How URI meaning is defined
The new section 2.3.3 Interaction between social and formal meaning in the concepts doc is great stuff... http://www.ninebynine.org/wip/RDF-concepts/Latest/rdf-concepts.html#section-Social 18 October 2002 But I think it's missing an important point when it says "Note that this argument depends on another social convention of RDF, which is that URIs 'belong to' somebody who has authority and responsibility for defining their meanings." That social convention comes from the combination of the URI spec and (in this case) the HTTP spec. The URI spec[RFC2717,RFC2396] is an agreement about how the internet community allocates names and associates them with protocols by which they take on meaning; the HTTP URI scheme[RFC2616*] uses DNS in such a way that the names take on meaning by way of messages from the domain holder (or somebody they delegate to). While other communications (documents, messages, ...) may suggest meanings for such names, it's a local policy decision whether those suggestions should be heeded, while the meaning obtained thru HTTP GET is, by internet-wide agreement, authoritative. *section 3.2.2 in particular http://www.w3.org/Protocols/rfc2616/rfc2616-sec3.html#sec3.2.2 Hmm... I didn't start that as suggested wording for the spec, but maybe you can use it as such.

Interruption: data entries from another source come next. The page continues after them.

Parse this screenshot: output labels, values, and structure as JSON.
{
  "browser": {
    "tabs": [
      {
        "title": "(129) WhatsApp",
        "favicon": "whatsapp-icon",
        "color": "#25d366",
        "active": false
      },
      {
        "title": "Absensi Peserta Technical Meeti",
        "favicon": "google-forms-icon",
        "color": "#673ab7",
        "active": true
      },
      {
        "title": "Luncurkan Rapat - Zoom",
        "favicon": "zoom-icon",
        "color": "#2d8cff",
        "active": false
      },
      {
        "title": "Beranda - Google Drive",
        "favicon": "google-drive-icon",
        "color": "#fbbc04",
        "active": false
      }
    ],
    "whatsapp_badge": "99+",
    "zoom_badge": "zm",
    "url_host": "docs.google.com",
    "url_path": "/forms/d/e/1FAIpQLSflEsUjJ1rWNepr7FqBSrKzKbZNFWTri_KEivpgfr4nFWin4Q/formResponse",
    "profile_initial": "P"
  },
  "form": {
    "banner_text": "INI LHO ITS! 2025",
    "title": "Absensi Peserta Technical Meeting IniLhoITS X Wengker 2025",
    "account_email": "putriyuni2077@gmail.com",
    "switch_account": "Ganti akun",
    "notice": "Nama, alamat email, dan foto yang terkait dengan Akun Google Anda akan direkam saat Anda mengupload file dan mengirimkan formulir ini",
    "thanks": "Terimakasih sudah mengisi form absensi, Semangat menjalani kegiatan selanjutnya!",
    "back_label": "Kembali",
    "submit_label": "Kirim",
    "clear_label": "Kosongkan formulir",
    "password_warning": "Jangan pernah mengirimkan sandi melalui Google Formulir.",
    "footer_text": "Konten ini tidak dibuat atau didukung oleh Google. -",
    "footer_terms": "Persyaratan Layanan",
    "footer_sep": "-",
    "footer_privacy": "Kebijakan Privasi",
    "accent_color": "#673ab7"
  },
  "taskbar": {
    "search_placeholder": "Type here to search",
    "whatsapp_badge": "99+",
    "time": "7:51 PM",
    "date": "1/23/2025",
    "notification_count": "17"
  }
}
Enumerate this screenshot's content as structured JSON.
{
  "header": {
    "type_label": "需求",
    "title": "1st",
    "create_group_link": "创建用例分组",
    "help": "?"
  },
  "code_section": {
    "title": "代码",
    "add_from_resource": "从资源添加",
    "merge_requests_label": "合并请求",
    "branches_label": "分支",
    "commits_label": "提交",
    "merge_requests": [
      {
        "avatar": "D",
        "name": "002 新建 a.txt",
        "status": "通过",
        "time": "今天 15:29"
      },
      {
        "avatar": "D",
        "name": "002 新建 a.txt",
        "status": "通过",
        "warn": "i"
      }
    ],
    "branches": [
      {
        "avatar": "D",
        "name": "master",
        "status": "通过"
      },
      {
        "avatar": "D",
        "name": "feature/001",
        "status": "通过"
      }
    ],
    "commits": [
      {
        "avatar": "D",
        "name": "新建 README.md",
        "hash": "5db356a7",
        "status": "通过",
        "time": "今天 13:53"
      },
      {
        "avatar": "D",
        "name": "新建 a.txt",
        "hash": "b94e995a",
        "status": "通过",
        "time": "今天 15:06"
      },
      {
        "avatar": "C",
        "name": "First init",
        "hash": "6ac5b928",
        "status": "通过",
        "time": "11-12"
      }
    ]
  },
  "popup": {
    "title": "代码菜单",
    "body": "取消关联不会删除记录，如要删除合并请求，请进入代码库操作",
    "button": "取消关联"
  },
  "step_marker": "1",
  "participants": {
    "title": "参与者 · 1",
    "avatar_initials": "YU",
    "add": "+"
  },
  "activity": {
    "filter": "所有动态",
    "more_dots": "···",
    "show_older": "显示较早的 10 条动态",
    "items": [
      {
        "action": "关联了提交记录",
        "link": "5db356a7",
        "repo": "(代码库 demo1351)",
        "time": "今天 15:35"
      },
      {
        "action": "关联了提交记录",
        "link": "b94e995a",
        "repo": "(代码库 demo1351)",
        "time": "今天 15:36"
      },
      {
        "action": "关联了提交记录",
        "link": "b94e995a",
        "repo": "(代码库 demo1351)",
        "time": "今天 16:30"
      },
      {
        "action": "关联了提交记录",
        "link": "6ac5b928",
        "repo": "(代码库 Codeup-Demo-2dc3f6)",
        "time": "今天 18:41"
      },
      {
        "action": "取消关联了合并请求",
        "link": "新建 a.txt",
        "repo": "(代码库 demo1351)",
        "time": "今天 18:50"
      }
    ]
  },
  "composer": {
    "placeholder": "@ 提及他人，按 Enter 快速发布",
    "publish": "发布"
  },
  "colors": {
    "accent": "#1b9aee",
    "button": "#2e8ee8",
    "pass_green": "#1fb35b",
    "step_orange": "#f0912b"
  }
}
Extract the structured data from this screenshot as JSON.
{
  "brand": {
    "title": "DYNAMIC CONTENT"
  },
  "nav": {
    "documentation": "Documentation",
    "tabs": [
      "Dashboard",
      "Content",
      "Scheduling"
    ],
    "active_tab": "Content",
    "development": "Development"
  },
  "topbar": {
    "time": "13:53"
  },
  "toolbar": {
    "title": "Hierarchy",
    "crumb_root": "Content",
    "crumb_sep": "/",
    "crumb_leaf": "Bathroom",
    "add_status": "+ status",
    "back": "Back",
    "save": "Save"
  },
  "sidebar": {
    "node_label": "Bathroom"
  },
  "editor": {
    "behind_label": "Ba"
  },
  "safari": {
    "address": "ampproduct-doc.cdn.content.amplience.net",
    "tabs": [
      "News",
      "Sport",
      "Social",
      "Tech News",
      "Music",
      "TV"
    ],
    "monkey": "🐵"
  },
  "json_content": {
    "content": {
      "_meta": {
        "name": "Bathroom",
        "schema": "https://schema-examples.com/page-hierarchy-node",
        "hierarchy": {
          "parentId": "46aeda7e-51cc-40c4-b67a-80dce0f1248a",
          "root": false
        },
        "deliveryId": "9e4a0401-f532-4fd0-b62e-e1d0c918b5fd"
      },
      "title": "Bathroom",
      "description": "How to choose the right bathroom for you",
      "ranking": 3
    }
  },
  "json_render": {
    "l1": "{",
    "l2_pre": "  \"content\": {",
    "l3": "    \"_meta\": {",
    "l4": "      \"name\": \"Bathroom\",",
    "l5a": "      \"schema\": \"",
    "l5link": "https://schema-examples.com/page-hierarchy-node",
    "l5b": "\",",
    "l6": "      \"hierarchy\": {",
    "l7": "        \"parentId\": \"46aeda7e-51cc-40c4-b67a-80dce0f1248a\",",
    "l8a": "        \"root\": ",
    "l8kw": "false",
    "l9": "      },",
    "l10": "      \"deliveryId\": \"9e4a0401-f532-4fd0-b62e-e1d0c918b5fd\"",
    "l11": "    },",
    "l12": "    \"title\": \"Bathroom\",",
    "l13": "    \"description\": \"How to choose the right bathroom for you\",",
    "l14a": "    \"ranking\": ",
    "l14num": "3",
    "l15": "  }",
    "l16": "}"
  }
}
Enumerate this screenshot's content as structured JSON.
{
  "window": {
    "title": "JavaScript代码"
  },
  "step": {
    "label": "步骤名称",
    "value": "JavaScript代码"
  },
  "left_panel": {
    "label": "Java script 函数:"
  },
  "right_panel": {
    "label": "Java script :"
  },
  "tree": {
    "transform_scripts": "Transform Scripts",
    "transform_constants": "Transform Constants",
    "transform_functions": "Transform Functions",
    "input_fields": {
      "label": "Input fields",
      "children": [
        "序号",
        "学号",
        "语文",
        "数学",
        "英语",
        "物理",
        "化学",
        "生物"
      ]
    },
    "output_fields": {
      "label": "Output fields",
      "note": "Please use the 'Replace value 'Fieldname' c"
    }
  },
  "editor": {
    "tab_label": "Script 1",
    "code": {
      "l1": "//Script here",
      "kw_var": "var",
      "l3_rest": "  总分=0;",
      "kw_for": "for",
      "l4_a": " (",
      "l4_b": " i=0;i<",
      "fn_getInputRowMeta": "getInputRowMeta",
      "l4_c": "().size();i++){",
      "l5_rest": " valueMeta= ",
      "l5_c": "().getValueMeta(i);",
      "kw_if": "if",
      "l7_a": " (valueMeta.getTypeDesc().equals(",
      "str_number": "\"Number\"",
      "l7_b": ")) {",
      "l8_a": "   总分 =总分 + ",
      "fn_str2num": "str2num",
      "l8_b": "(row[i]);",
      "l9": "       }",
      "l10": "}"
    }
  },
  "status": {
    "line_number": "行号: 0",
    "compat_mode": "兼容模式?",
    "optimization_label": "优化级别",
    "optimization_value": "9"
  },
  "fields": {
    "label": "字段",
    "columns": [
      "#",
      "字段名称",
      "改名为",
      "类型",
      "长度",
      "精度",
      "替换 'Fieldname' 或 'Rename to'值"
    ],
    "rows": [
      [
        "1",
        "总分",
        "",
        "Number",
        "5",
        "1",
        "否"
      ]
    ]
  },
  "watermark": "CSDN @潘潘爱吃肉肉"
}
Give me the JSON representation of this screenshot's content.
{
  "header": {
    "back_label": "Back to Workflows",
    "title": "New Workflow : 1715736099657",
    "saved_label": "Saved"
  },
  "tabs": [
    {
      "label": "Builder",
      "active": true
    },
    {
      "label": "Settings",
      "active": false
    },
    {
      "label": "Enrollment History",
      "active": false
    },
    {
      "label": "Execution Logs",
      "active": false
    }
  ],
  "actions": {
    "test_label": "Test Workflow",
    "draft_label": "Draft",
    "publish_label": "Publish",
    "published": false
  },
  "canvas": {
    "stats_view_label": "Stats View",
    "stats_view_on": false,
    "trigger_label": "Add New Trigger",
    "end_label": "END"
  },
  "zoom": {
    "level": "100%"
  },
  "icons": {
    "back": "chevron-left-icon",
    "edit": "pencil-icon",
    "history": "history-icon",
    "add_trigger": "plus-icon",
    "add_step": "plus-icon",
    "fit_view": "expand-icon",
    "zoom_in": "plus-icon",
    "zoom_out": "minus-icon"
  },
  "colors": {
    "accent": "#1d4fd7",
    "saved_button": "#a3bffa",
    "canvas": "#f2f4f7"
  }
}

See: http://lists.w3.org/Archives/Public/w3c-rdfcore-wg/2002Oct/0319.html
Dan argues that the meaning of URIs is not simply defined by the URI's 'owner', but by some convention whereby the URI gains meaning through use.
GK's text, clearly.
See: 013-Various.html
See: http://lists.w3.org/Archives/Public/www-rdf-comments/2002JulSep/0092.html
See: http://www.w3.org/2002/07/29-rdfcadm-tbl.html
We seem to be getting conflicting views on this. TimBL seems to be saying the opposite, and asked for some text which conveyed something of Dan's apparent meaning to be changed: [[ The "currency through use" leads one away from the fundamental difference between RDF and natural language - that RDF predicates can be defined by an authoritative body, and misuse by others will not (system working) undermine that authority. ]] In the absence of clear agreement, I'm inclined to say less rather than more.
On re-reading, I take a different view of Dan's comment.
Adopting Dan's comment with more emphasis on URIs-in-general than http: URIs in particular. Also, moved the corresponding text out of the example sub-section.See: http://www.w3.org/TR/2002/WD-rdf-concepts-20021108/
See: http://www.ninebynine.org/wip/RDF-concepts/2002-11-21/Overview.html#section-Interaction
Issue at least partially reflected in published WD document, and further in the 2002-11-21 working draft version cited.
Some more work is going into the current editors' working draft, with wording to include reference to social context as well as defining authority.